Here, Armantrout presents the conundrum of life: our choices constrain outcomes; but the alternative, to select nothing, to remain in potentiality, isn’t viable for a living organism, and is the antithesis of evolution and forward motion. Armantrout’s poetics often occupy this sliver of space between finitude and limitlessness. Known for the specificity of her language, her work is about possibilities: the permutations of objects and verbs and ideas that are less like pieces of a puzzle than collages of such systems to allow us to understand our world and ourselves. In “Clip Art,” she writes:
I’m drawing
mirror image arcs
in the baby’s brain—
closed parentheses
left hanging.
Armantrout proceeds to not close parentheses in several lines throughout the collection. This is one of the ways she uses form as accumulation, as well as subtle, yet radical subversion. She suggests our lives are parenthetical equations, with a closing that we don’t select, or often even see coming.

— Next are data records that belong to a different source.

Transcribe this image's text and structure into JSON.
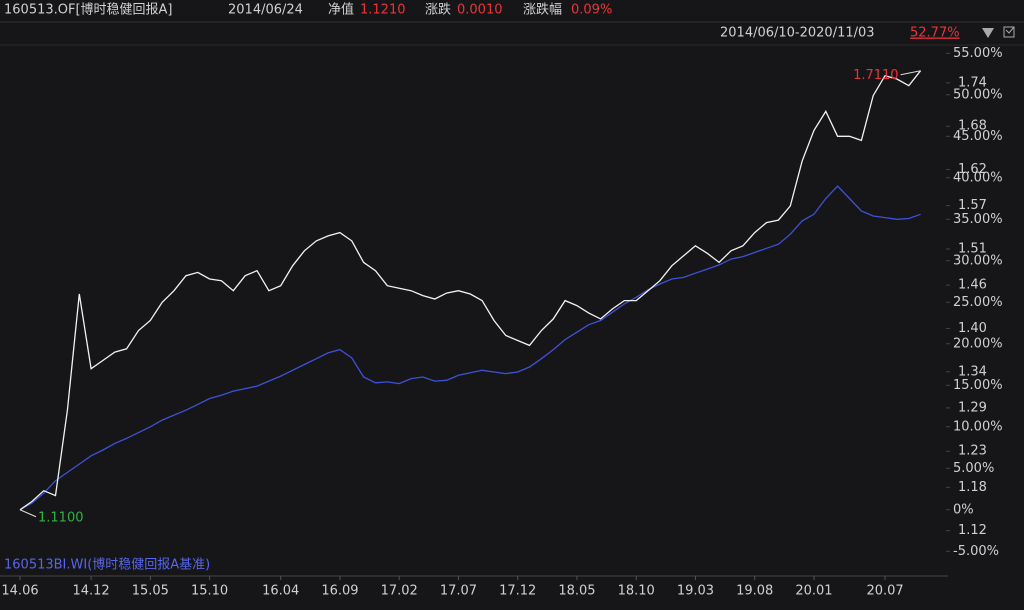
{
  "chart_data": {
    "type": "line",
    "header": {
      "date": "2014/06/24",
      "info": [
        {
          "label": "净值",
          "value": "1.1210"
        },
        {
          "label": "涨跌",
          "value": "0.0010"
        },
        {
          "label": "涨跌幅",
          "value": "0.09%"
        }
      ],
      "range": "2014/06/10-2020/11/03",
      "range_return": "52.77%"
    },
    "categories": [
      "14.06",
      null,
      null,
      null,
      null,
      null,
      "14.12",
      null,
      null,
      null,
      null,
      "15.05",
      null,
      null,
      null,
      null,
      "15.10",
      null,
      null,
      null,
      null,
      null,
      "16.04",
      null,
      null,
      null,
      null,
      "16.09",
      null,
      null,
      null,
      null,
      "17.02",
      null,
      null,
      null,
      null,
      "17.07",
      null,
      null,
      null,
      null,
      "17.12",
      null,
      null,
      null,
      null,
      "18.05",
      null,
      null,
      null,
      null,
      "18.10",
      null,
      null,
      null,
      null,
      "19.03",
      null,
      null,
      null,
      null,
      "19.08",
      null,
      null,
      null,
      null,
      "20.01",
      null,
      null,
      null,
      null,
      null,
      "20.07",
      null,
      null,
      null
    ],
    "series": [
      {
        "name": "160513.OF[博时稳健回报A]",
        "color": "#f2f2f2",
        "values": [
          0,
          1,
          2.3,
          1.7,
          12,
          26,
          17,
          18,
          19,
          19.4,
          21.6,
          22.8,
          25,
          26.4,
          28.2,
          28.6,
          27.8,
          27.6,
          26.4,
          28.2,
          28.8,
          26.4,
          27,
          29.4,
          31.2,
          32.4,
          33,
          33.4,
          32.4,
          29.8,
          28.8,
          27,
          26.7,
          26.4,
          25.8,
          25.4,
          26.1,
          26.4,
          26,
          25.2,
          22.8,
          21,
          20.4,
          19.8,
          21.6,
          23,
          25.2,
          24.6,
          23.7,
          23,
          24.2,
          25.2,
          25.2,
          26.4,
          27.6,
          29.4,
          30.6,
          31.8,
          30.9,
          29.8,
          31.2,
          31.8,
          33.4,
          34.6,
          34.9,
          36.6,
          42,
          45.7,
          48,
          45,
          45,
          44.5,
          49.9,
          52.3,
          51.9,
          51.1,
          52.9
        ]
      },
      {
        "name": "160513BI.WI(博时稳健回报A基准)",
        "color": "#3d52d8",
        "values": [
          0,
          0.8,
          2,
          3.5,
          4.5,
          5.5,
          6.5,
          7.2,
          8,
          8.6,
          9.3,
          10,
          10.8,
          11.4,
          12,
          12.7,
          13.4,
          13.8,
          14.3,
          14.6,
          14.9,
          15.5,
          16.1,
          16.8,
          17.5,
          18.2,
          18.9,
          19.3,
          18.3,
          16,
          15.3,
          15.4,
          15.2,
          15.8,
          16,
          15.5,
          15.6,
          16.2,
          16.5,
          16.8,
          16.6,
          16.4,
          16.6,
          17.2,
          18.2,
          19.3,
          20.5,
          21.4,
          22.3,
          22.8,
          23.8,
          24.8,
          25.6,
          26.5,
          27.2,
          27.8,
          28,
          28.5,
          29,
          29.5,
          30.2,
          30.5,
          31,
          31.5,
          32,
          33.2,
          34.8,
          35.6,
          37.5,
          39,
          37.5,
          36,
          35.4,
          35.2,
          35,
          35.1,
          35.6
        ]
      }
    ],
    "annotations": [
      {
        "text": "1.7110",
        "color": "#e8343a"
      },
      {
        "text": "1.1100",
        "color": "#2fb344"
      }
    ],
    "ylim": [
      -7.5,
      56
    ],
    "yticks": [
      {
        "value": -5,
        "label": "-5.00%"
      },
      {
        "value": 0,
        "label": "0%"
      },
      {
        "value": 5,
        "label": "5.00%"
      },
      {
        "value": 10,
        "label": "10.00%"
      },
      {
        "value": 15,
        "label": "15.00%"
      },
      {
        "value": 20,
        "label": "20.00%"
      },
      {
        "value": 25,
        "label": "25.00%"
      },
      {
        "value": 30,
        "label": "30.00%"
      },
      {
        "value": 35,
        "label": "35.00%"
      },
      {
        "value": 40,
        "label": "40.00%"
      },
      {
        "value": 45,
        "label": "45.00%"
      },
      {
        "value": 50,
        "label": "50.00%"
      },
      {
        "value": 55,
        "label": "55.00%"
      }
    ],
    "y2lim": [
      1.0628,
      1.7924
    ],
    "y2ticks": [
      1.12,
      1.18,
      1.23,
      1.29,
      1.34,
      {
        "value": 1.4,
        "label": "1.40"
      },
      1.46,
      1.51,
      1.57,
      1.62,
      1.68,
      1.74
    ],
    "grid": false
  }
}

Conjure, however, isn’t a somber collection: beyond scientific inquiries, philosophical investigations, and broader cultural commentary, there’s an elemental playfulness—both a counterbalance to our disordered world, as well as an expression of the poet’s own sense of humor—amidst the incisive text, here sharpened by the exclamation points that skewer superficial societal edicts: “Dress like you care!” she writes. “Eat like you care! / Care like you care!” Later, she comments on how technology can interject into our lives so absurdly, worthy of an Ionesco moment: “My screen claims / I have ‘new memories.’”

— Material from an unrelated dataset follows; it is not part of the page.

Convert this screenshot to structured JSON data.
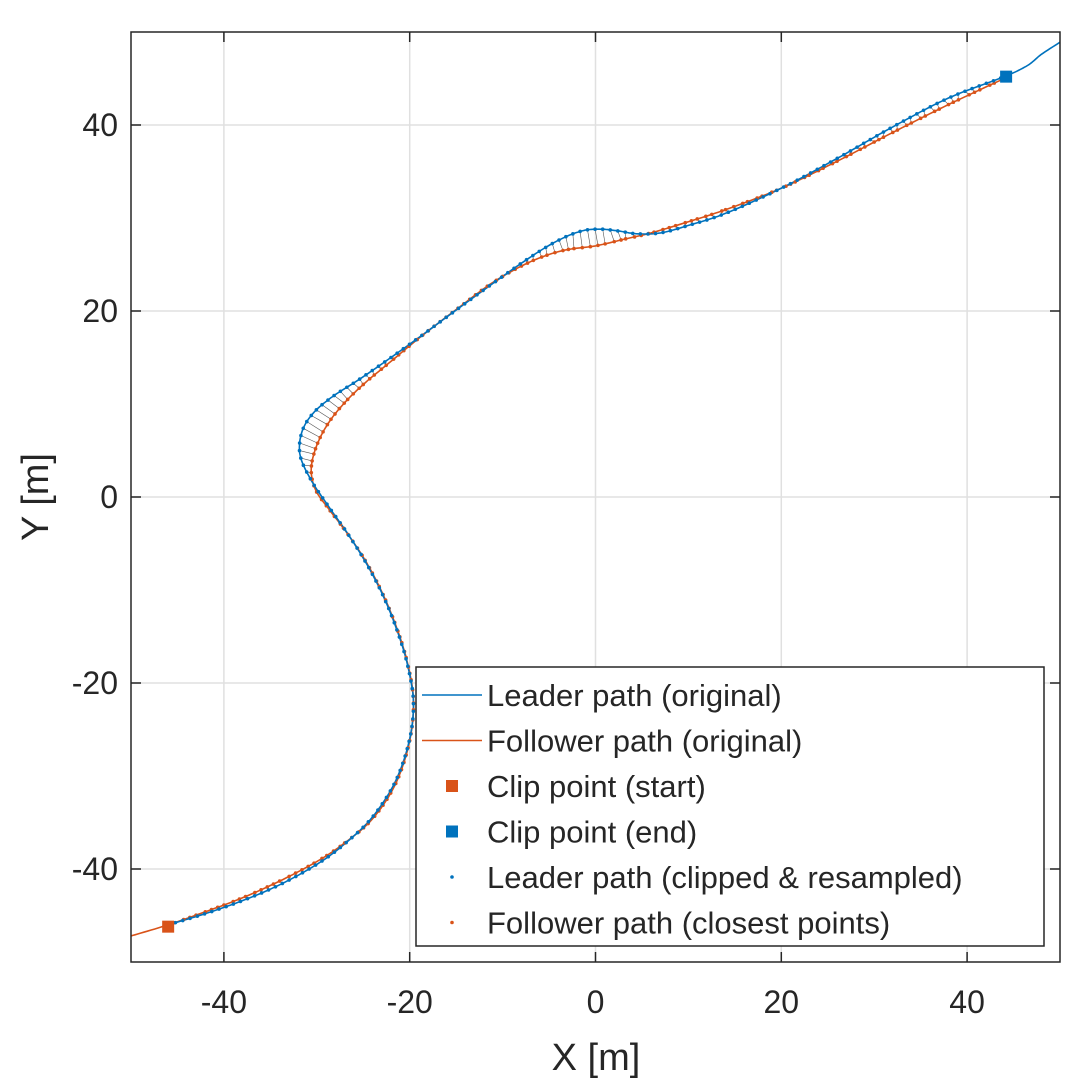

At its core, Conjure is a collection of ever-deepening excavations of ourselves and our world, all founded on linguistic delight and precision, as well as an enduring sense of wonder. The word “conjure” typically suggests a summoning, an incantation, though the Latin roots are more related to a “swearing together,” an oath, which suggests a sacred commitment: of the writer to the reader, of the individual to her craft. In the title poem, the speaker—possibly a stand-in for the poet—offers her intent for this collection, perhaps for her lifetime of poetics, and what is still to come:
All I want
is not to be
first on one side,
then the other,
but to conjure
a stream
of sounds and images
for which I am not
responsible.
and maneuver within it—
The ironic wink is that Rae Armantrout is responsible for this dance, this spell-making, this deft and graceful maneuvering through the possibilities and power of words, and of the human experience. Conjure offers a magic of its own, with sometimes sly and always unforgettable juxtapositions of the minute and the exceptional, elevated by the intellect, flair, and confidence of a poet at the top of her game.